This note is an important postscript to yesterday's report here about Israeli forces arresting a terror gang in Nablus after a well-publicized three day search which attracted wall-to-wall criticism outside Israel.
Today, Yom Kippur, Israeli security forces located the explosive belt intended to be used in the gang's terror attack. Haaretz says on its website tonight that the belt was found in a Tel-Aviv apartment occupied by Palestinians residing there illegally. They had smuggled it in parts from Nablus. Sappers blew it up in a controlled explosion.
The location of the gang and of its weapons were based on intelligence information that a cell was intending to carry out a mass murder in central Israel during the High Holydays which are now underway. A similar report on the Yediot Aharanot website tonight (but, at this moment, sadly nowhere else) says one of the Palestinian Arabs arrested in this week's Nablus operation, Mahadi Ashur, had been working in Tel Aviv. Under interrogation, he provided Israeli security with the location of the bomb.

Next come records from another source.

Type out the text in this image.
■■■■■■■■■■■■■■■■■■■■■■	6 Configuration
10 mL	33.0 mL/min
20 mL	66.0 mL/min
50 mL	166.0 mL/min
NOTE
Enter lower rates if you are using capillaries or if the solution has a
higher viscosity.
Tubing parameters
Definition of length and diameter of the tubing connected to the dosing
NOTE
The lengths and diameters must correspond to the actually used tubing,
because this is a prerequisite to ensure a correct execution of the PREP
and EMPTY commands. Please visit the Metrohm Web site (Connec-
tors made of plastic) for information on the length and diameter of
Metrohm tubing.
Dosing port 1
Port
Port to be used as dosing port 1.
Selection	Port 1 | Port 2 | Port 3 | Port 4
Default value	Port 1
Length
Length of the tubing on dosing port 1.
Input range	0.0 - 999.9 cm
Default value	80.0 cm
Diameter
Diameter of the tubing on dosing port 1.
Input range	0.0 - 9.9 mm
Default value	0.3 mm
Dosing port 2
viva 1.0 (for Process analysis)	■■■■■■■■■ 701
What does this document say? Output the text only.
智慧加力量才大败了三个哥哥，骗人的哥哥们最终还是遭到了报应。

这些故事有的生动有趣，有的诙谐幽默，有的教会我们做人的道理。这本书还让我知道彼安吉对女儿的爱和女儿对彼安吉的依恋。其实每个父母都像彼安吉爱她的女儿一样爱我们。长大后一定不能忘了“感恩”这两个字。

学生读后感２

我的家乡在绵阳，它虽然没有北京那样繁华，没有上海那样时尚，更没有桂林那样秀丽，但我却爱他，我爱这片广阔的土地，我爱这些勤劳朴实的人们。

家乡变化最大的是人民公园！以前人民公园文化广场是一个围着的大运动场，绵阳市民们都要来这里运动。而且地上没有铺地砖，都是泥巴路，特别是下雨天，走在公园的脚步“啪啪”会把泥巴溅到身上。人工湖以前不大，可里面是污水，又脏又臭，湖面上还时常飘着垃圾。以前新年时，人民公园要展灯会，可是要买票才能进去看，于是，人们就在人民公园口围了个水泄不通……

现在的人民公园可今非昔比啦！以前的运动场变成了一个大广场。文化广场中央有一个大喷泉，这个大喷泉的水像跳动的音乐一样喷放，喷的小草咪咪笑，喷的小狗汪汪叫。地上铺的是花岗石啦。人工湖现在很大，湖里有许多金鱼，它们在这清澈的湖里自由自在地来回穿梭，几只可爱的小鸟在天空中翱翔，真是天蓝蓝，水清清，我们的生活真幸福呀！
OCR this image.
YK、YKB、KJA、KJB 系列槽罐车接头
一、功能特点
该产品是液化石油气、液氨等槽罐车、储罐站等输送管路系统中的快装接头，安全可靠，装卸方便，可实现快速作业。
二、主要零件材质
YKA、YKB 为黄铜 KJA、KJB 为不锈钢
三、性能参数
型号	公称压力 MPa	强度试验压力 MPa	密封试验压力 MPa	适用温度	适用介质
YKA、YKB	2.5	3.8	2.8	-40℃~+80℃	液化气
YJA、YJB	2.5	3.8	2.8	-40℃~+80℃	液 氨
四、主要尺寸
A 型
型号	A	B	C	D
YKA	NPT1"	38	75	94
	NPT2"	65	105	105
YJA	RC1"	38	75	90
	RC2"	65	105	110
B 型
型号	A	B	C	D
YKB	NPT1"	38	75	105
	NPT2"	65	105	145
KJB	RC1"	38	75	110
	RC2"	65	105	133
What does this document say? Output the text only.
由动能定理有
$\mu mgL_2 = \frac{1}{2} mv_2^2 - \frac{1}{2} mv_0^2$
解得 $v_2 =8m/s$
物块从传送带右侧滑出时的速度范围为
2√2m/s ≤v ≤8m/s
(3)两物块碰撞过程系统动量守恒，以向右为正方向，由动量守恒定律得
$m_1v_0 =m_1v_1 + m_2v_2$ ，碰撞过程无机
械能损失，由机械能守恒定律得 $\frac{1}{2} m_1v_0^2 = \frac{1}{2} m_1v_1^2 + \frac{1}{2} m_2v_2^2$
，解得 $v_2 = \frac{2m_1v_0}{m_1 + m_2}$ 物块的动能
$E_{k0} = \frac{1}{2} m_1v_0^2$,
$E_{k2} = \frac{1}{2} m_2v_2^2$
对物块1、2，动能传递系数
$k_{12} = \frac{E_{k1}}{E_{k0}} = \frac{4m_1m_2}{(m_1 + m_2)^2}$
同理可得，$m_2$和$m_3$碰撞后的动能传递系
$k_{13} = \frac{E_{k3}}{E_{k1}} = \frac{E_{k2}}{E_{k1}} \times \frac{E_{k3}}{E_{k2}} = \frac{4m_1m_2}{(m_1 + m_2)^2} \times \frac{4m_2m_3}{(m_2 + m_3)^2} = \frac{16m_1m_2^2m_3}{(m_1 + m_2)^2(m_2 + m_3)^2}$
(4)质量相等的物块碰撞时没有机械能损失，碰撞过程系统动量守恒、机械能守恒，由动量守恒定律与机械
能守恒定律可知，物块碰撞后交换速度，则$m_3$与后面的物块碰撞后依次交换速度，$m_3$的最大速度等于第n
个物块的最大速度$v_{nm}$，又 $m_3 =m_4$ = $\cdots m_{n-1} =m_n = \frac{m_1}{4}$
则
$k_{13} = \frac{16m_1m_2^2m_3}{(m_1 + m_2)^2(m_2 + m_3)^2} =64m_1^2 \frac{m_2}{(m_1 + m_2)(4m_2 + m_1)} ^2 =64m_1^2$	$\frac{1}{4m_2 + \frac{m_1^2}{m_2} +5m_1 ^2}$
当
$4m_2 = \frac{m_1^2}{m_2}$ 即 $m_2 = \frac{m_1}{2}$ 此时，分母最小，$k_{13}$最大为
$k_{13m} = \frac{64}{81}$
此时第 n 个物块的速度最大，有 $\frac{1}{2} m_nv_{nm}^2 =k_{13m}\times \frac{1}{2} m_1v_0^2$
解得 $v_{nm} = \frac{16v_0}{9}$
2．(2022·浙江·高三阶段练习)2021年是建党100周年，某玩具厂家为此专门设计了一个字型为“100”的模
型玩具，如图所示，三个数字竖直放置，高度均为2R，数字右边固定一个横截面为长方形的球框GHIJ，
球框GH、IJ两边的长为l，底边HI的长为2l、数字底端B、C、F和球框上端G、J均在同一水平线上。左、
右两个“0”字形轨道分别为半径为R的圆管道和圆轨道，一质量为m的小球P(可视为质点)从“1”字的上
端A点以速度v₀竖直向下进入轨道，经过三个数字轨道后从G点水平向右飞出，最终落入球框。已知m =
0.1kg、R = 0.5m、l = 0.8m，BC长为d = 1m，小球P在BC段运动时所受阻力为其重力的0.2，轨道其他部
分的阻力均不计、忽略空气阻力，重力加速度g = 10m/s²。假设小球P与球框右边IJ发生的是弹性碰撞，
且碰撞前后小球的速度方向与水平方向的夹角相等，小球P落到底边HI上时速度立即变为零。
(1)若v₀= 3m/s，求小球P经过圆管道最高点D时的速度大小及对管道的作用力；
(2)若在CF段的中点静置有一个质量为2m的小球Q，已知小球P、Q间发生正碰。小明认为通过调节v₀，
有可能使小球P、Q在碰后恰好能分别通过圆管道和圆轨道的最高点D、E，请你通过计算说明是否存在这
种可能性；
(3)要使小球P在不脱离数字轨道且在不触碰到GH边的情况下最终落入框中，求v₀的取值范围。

The BBC, which true to form, has reported in detail on the inconvenience caused to the curfewed residents of Nablus in the past few days by the pre-emptive actions of the Israeli authorities without making any effort to give the context, is today publishing an article lauding the IDF for the surgical precision of its intelligence-based intervention, and the remarkable outcome which saved dozens of innocent lives. Israeli authorities are also said to be despatching an urgent note tonight to the 72 dark-eyed virgins waiting in paradise, explaining the unavoidably-delayed arrival of their jihadist client.
The previous paragraph is of course pure fantasy except for the part about the BBC's failure to report accurately, fairly or with appropriate context.